First, we need to determine the molar mass of ZnO. The molar mass of Zn is 65.38 g/mol and the molar mass of O is 16.00 g/mol. Therefore, the molar mass of ZnO is:
Molar mass of ZnO = (65.38 g/mol) + (16.00 g/mol) = 81.38 g/mol
Next, we need to use the balanced chemical equation to determine the stoichiometric ratio between ZnO and Au:
2ZnO + C -> 2Zn + CO2
2Au^+3 + 3Zn -> 3Zn^+2 + 2Au
From the equations, we can see that 2 moles of ZnO are required to produce 2 moles of Au. Therefore, the stoichiometric ratio is:
2 moles of ZnO : 2 moles of Au
Now, we can calculate the moles of ZnO available:
Moles of ZnO = Mass of ZnO / Molar mass of ZnO
Moles of ZnO = 2.00 g / 81.38 g/mol ≈ 0.0246 mol
Since there is an excess of sea water (which contains Au^+3), all the ZnO will be used to react with the gold ions. Therefore, the moles of gold that can be recovered will be the same as moles of ZnO.

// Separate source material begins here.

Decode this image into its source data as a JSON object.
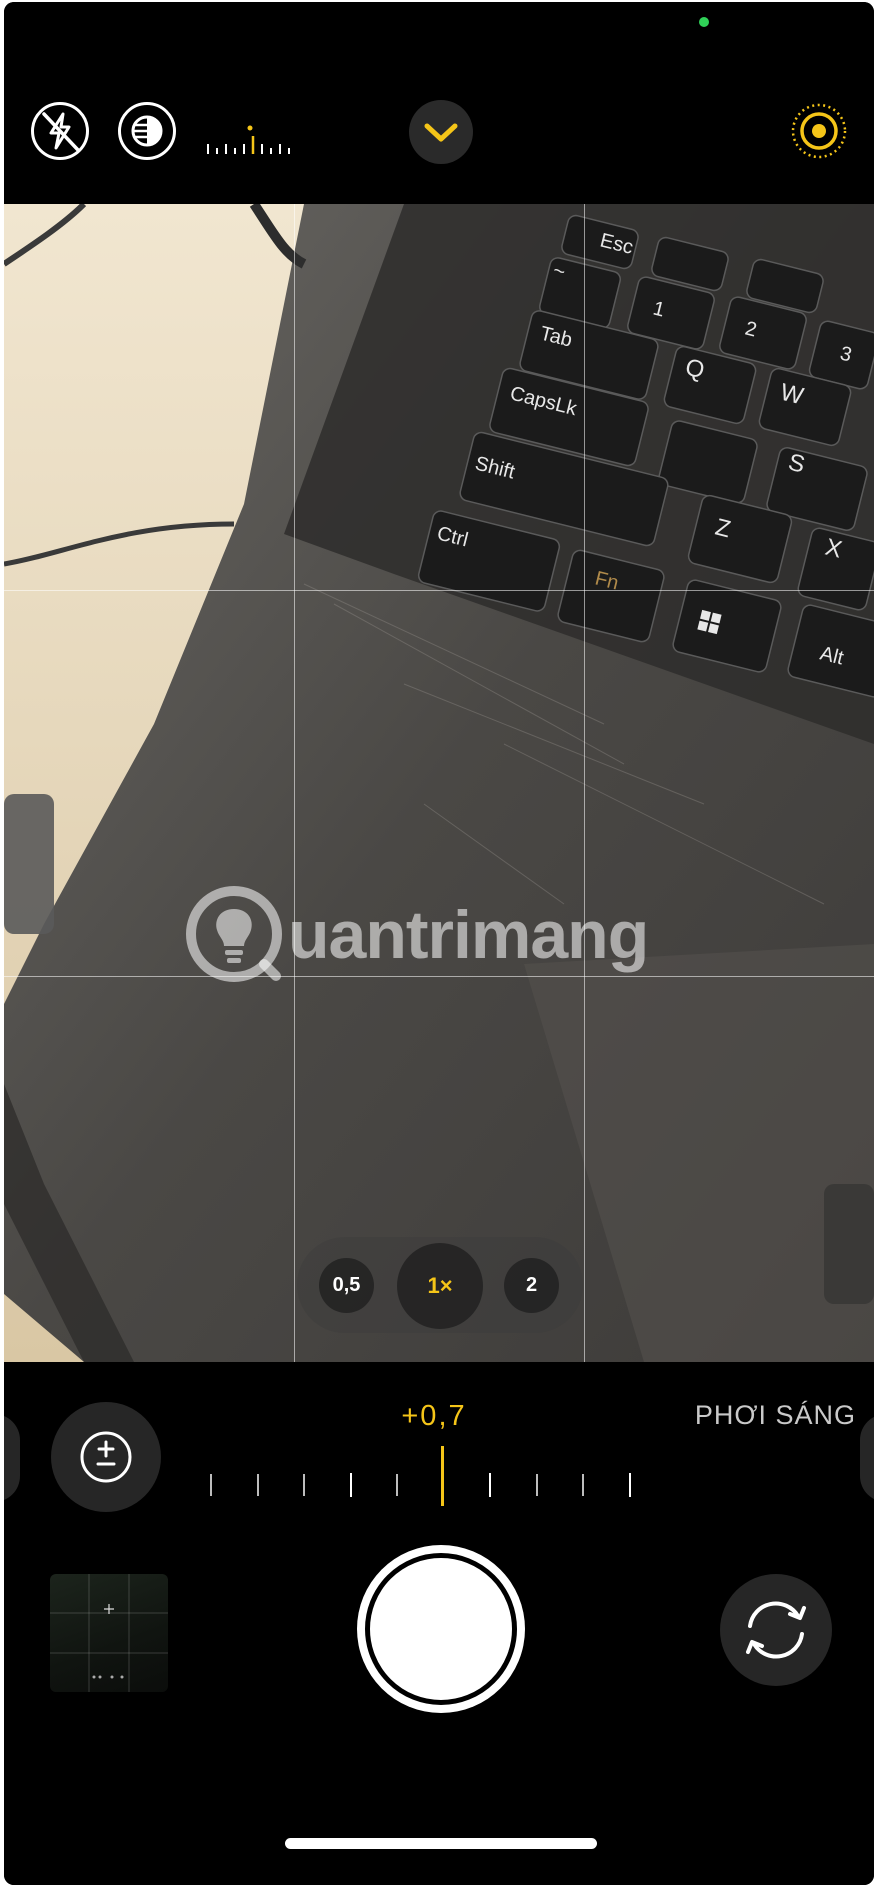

Moles of Au = Moles of ZnO = 0.0246 mol
Finally, we can calculate the mass of gold using the molar mass of gold (197.0 g/mol):
Mass of gold = Moles of Au × Molar mass of Au
Mass of gold = 0.0246 mol × 197.0 g/mol ≈ 4.84 g
Therefore, approximately 4.84 grams of gold can be recovered.